Analysis: GOP’s long-term Supreme Court strategy pays off
NEW YORK — Three years of political upheaval. Early morning Twitter blasts. Scores of startling headlines. For the Republican Party, all the chaos of the Trump era has been building toward a week like this.
The party’s long-term strategy to focus on the Supreme Court — highlighted by an audacious decision not to allow a vote in 2016 on President Barack Obama’s judicial pick — culminated this week with a series of conservative rulings and another vacancy.

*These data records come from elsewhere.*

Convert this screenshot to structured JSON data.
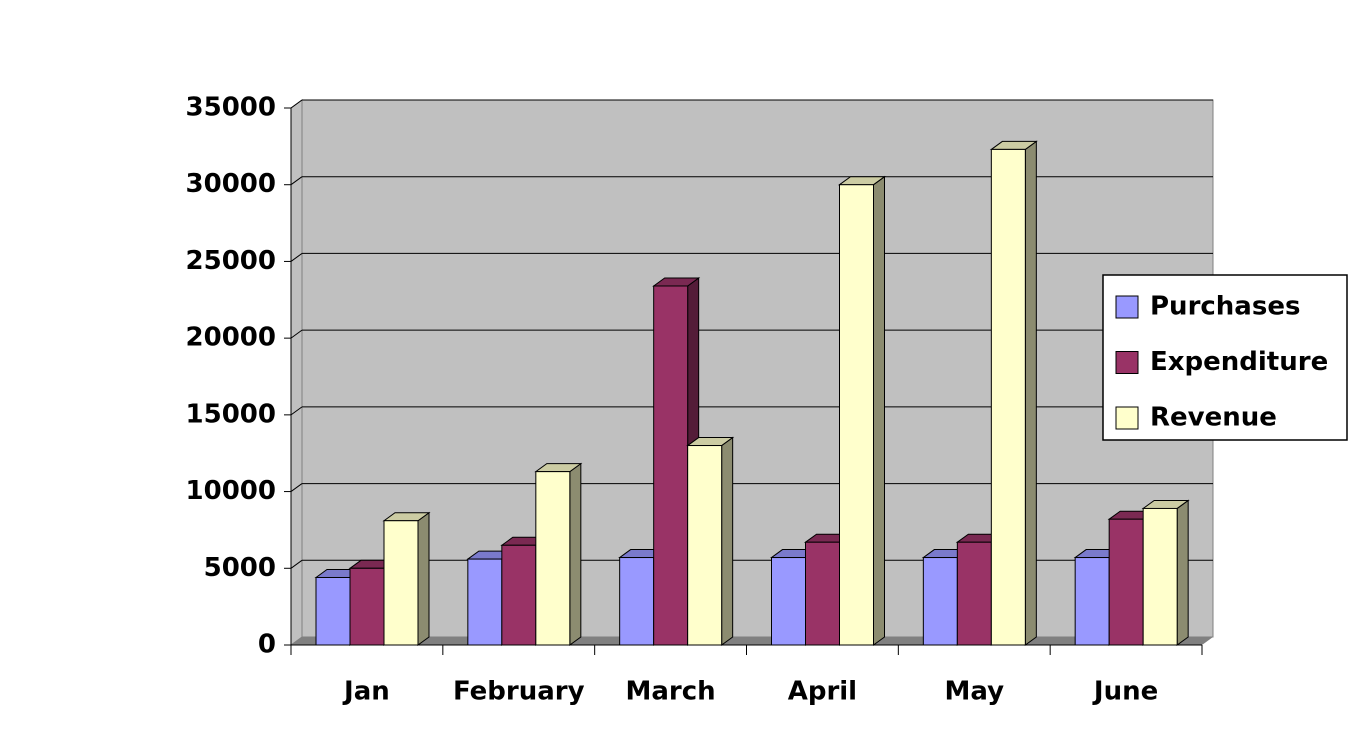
{
  "chart_data": {
    "type": "bar3d",
    "categories": [
      "Jan",
      "February",
      "March",
      "April",
      "May",
      "June"
    ],
    "series": [
      {
        "name": "Purchases",
        "color": "#9999ff",
        "values": [
          4400,
          5600,
          5700,
          5700,
          5700,
          5700
        ]
      },
      {
        "name": "Expenditure",
        "color": "#993366",
        "values": [
          5000,
          6500,
          23400,
          6700,
          6700,
          8200
        ]
      },
      {
        "name": "Revenue",
        "color": "#ffffcc",
        "values": [
          8100,
          11300,
          13000,
          30000,
          32300,
          8900
        ]
      }
    ],
    "ylim": [
      0,
      35000
    ],
    "yticks": [
      0,
      5000,
      10000,
      15000,
      20000,
      25000,
      30000,
      35000
    ],
    "grid": true,
    "legend": "right"
  }
}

With Justice Anthony Kennedy set to retire at the end of next month, President Donald Trump is poised to appoint his second justice in as many years, giving conservatives a potential bulwark on the bench that could offset national demographic trends that appear set to favour Democrats in the decades ahead.
Though Trump, who has little fixed ideology, has been an unpredictable and at times frustrating governing partner for the Republican leadership, he has largely adhered to GOP orthodoxy when it comes to judicial appointments, including his selection of Neil Gorsuch for the Supreme Court a year ago. And the president, in the moments after Kennedy’s retirement was announced, made clear that he understood the opportunity to shape the court for generations.
“It’s always been considered a tremendous — a tremendously important thing,” the president said at the White House on Wednesday. “Some people think outside of, obviously, war and peace, it’s the most important thing that you could have.”